During the first week of October, Polyak, stage manager David Gales `23 and music director and pit lead Jacob Johnson `23 held auditions for the musical. On November 8th, the cast rehearsed through the show cover to cover. Rehearsals are typically every day from 7:30 p.m. to 9:15 p.m. and are split between music practice and stage blocking. By now, Polyak said, the cast is almost off-book.
In the next month, the cast will work on developing their characters as they discover the quirks and subtleties that define their individual styles. This structure is in hopes of encouraging the cast to making bigger choices. Johnson began pit rehearsals over the weekend. The cast and crew are “aggressively in the swing of things,” said the director.
This week, the cast is set to rehearse at the Loft Theatre at the Grinnell Area Arts Center, where the show will ultimately be performed. The Loft is a black-box theatre, where the audience members are near the actors and the seats wrap around the stage in a stadium-like curvature, seating 65 to 100 people—“a small, intimate space for a small, intimate show,” cast member Sophie Noyes `24 said.
Originally created by Rachel Sheinkin and William Finn, “The Putnam County Spelling Bee” follows six eccentric middle schoolers and three adults as the adolescents compete in the titular spelling bee. The show’s lightheartedness and strong moral values are what initially drew Polyak to this show.
“I walk in the room and silliness hits me in the face,” said Reese Hill `24, who plays Rona Lisa Peretti, an adult who now runs the spelling bee after winning it as a child.
Polyak’s production features adults playing kids, which has led the cast to reflect on their younger selves in relation to the present. Noyes said that they and the rest of the cast have found that playing a younger character has allowed them to heal their inner child.
“You get to embody a child and show them the most amount of love you possibly can,” they said.
As a director, Polyak emphasizes showing compassion for one’s character. Gales, alongside their many other roles, dedicates time before rehearsals to be a dialect coach for Maggie Morris `26 to help her replicate her character’s lisp in a way that sounds authentic and is not a caricature of someone with a lisp.
Morris, who plays precocious and ultra-politically aware Logainne SchwarzandGrubenierre (Schwarzy for short), said she initially felt like she “was trying to act more grown-up” at the beginning of rehearsals. Similar to ten-year-old Schwarzy, Morris is the youngest in the cast.
“I’m managing myself, but also, I miss my mommy and daddy like I never have before,” she said. “And these people around me already have a major or maybe even a career plan, and they’re really going into adult life—where I feel like I’m just catching up to, like, being a college kid.”

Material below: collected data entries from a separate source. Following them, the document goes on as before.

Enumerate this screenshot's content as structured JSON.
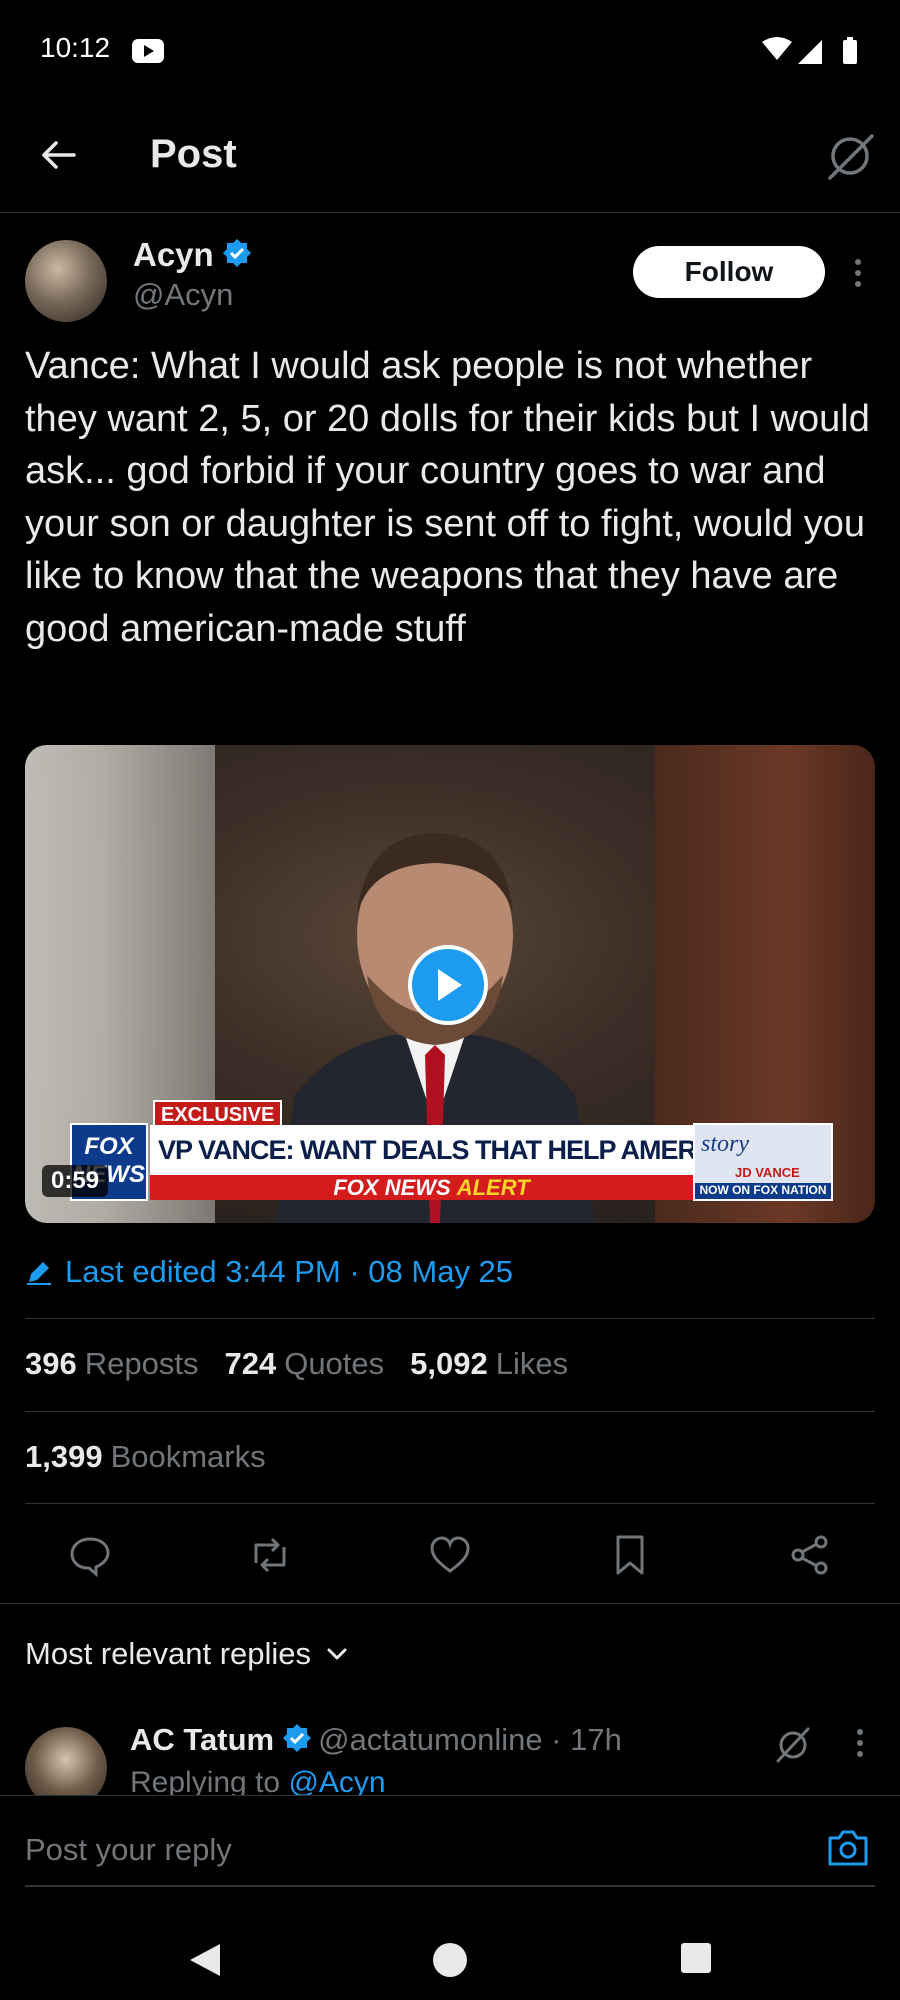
{
  "status_bar": {
    "time": "10:12"
  },
  "header": {
    "title": "Post"
  },
  "author": {
    "name": "Acyn",
    "handle": "@Acyn",
    "follow_label": "Follow"
  },
  "post": {
    "text": "Vance: What I would ask people is not whether they want 2, 5, or 20 dolls for their kids but I would ask... god forbid if your country goes to war and your son or daughter is sent off to fight, would you like to know that the weapons that they have are good american-made stuff",
    "video": {
      "duration": "0:59",
      "chyron_tag": "EXCLUSIVE",
      "chyron_headline": "VP VANCE: WANT DEALS THAT HELP AMERICAN WORKERS",
      "chyron_alert_a": "FOX NEWS",
      "chyron_alert_b": "ALERT",
      "logo_text_1": "FOX",
      "logo_text_2": "NEWS",
      "story_word": "story",
      "story_name": "JD VANCE",
      "story_now": "NOW ON FOX NATION"
    },
    "edited_text": "Last edited 3:44 PM · 08 May 25"
  },
  "stats": {
    "reposts": {
      "count": "396",
      "label": "Reposts"
    },
    "quotes": {
      "count": "724",
      "label": "Quotes"
    },
    "likes": {
      "count": "5,092",
      "label": "Likes"
    },
    "bookmarks": {
      "count": "1,399",
      "label": "Bookmarks"
    }
  },
  "actions": [
    "reply-icon",
    "repost-icon",
    "like-icon",
    "bookmark-icon",
    "share-icon"
  ],
  "replies": {
    "sort_label": "Most relevant replies",
    "first": {
      "name": "AC Tatum",
      "meta": "@actatumonline · 17h",
      "context_prefix": "Replying to ",
      "context_handle": "@Acyn"
    }
  },
  "composer": {
    "placeholder": "Post your reply"
  },
  "colors": {
    "accent": "#1d9bf0",
    "background": "#000000",
    "muted": "#71767b",
    "text": "#e7e9ea"
  }
}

Morris also finds that Schwarzy’s passion over political issues but general misguidedness to be an aspect of her character that she relates to.

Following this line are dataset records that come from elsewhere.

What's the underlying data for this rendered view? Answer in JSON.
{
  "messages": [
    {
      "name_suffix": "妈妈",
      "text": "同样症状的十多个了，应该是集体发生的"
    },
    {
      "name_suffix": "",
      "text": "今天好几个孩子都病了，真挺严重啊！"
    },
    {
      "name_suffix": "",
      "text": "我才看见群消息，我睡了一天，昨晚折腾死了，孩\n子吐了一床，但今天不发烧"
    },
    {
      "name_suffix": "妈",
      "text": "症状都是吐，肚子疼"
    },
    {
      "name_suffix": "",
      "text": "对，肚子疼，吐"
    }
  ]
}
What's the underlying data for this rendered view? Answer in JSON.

“It’s such a relief to find that funny rather than just finding that embarrassing.”
Even as Hill is playing one of three adults, she has still been able to find the “echoes of puberty and awkwardness” in Rona.
While the show maintains a playfulness throughout, each character is internally going through something emotionally volatile, driving their individual desires to win the spelling bee.
Sheepish contestant Olive Ostrovsky, played by Noyes, is the only contestant who does not have a parent in the audience due to her dad’s abuse and mom’s neglect. This culminates into “The I Love You Song,” a heart-wrenching song that, Gales noticed, everyone cried to.
“The show doesn’t ever soften the impact of its blows with humor,” said Gales. “The humor in the show is separate from the tragedy in that there are funny things and there are sad things and they exist simultaneously, but they are not the same.”
Over the past month, some cast members faced illness and had to manage their personal lives alongside regular rehearsals. This coupled with the campus-wide mourning of Davis Cooper’s `26 life made for an emotionally taxing rehearsal period.
Noyes said that they sometimes struggled to come in with a positive attitude. Among much sentimentality, Hill finds that the space the cast has cultivated together is one free of judgement and full of people who want to support one another.
“We are holding space for negative emotions, to be like, you don’t have to be feeling anything other than what you are feeling in this rehearsal process,” said Noyes.
“That sort of balance and that sort of sincerity can be a really hard thing to strike if you’re not in the headspace to do it. But they did. And they did and are,” said Johnson.